Hence the only question now pertinent is whether said ordinance has been duly promulgated as required by law, and it be now too late to complain of it, or whether said ordinance has not been promulgated as required by law, and is therefore as yet not operative.
III. Our conclusion is that the ordinance has not been promulgated as required by section 3 aforesaid, which requires both a postingand a publication when the proposition is to enlarge or contract the corporate limits. The section is perfectly clear to that effect; and there is no authority for dispensing with such publication in certain cases as may be done with ordinances on other subjects. See section 33. Hence Village *Page 1069 of South Highlands v. Lagier, 156 La. 155, 100 So. 287, has no application here.
IV. For the rest it may be that the trial judge should not have issued an injunction without first issuing a rule to show cause, but that was a mere irregularity, and it is well settled that an injunction will not be dissolved when it is apparent that another injunction could issue forthwith.
V. There is no merit in the plea that plaintiff is estopped from denying the extension of defendant's corporate limits, because a corporation (in which plaintiff was a stockholder) accepted an ordinance permitting it to raft logs "within the corporate limits of said village," for that is simply begging the question how far said corporate limits extend.

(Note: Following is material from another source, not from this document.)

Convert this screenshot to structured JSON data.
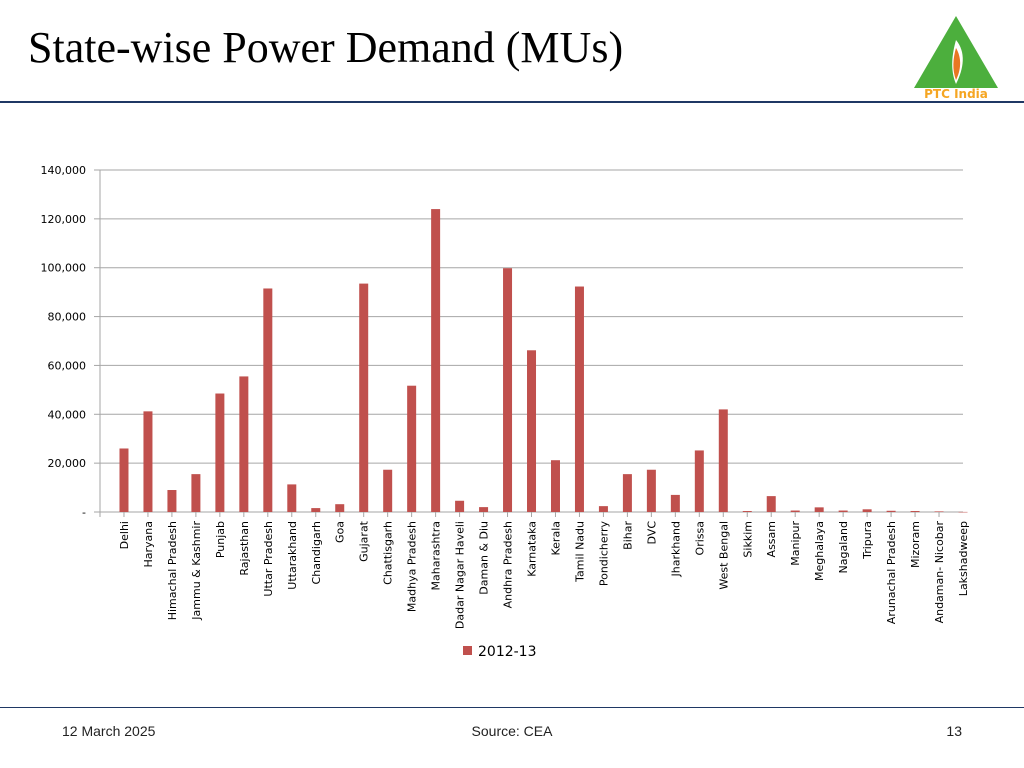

Nor does it signify, as showing that plaintiff is without interest in this controversy, that the aforesaid corporation is obligated to pay all plaintiff's taxes for a certain term. There are other obligations besides that of paying taxes which may result from plaintiff's property being converted from rural into urban property.
VI. As all the foregoing appears on the face of the petition and answer, the trial judge did not err when he disposed of the case on a rule for judgment under the Practice Act (Act No. 300 of 1914). But we think the trial judge went too far when, in addition to perpetuating the injunction against the collection of the taxes, he also declared the ordinance for enlarging the village limits "illegal, unconstitutional, ultra vires, null, void and of no effect," and directed that said ordinance be "rescinded, annulled, and *Page 1070 set aside, and ordered erased from the records of said village and of the recorder's office of the parish of St. Landry." That question, as we have said, does not arise until said ordinance shall have been duly published according to law, and "appealed from (sic)" within the delays provided for in section 4 of the Act of 1898, No. 136.
Decree. It is therefore ordered that the judgment appealed from be amended by striking therefrom all that part thereof declaring Ordinance No. 6 of the village of Krotz Springs null and void, and setting the same aside, etc., but without prejudice to plaintiff's right to contest the validity of said ordinance when and if published according to law, and that, as thus amended, and in so far as said judgment perpetuates the injunction herein issued and prohibits the assessment, levy, and collection of taxes upon plaintiff's property outside the original limits of said village, said judgment be, and it is hereby, affirmed; plaintiff to pay the costs of this appeal, and defendant to pay the costs of the court below.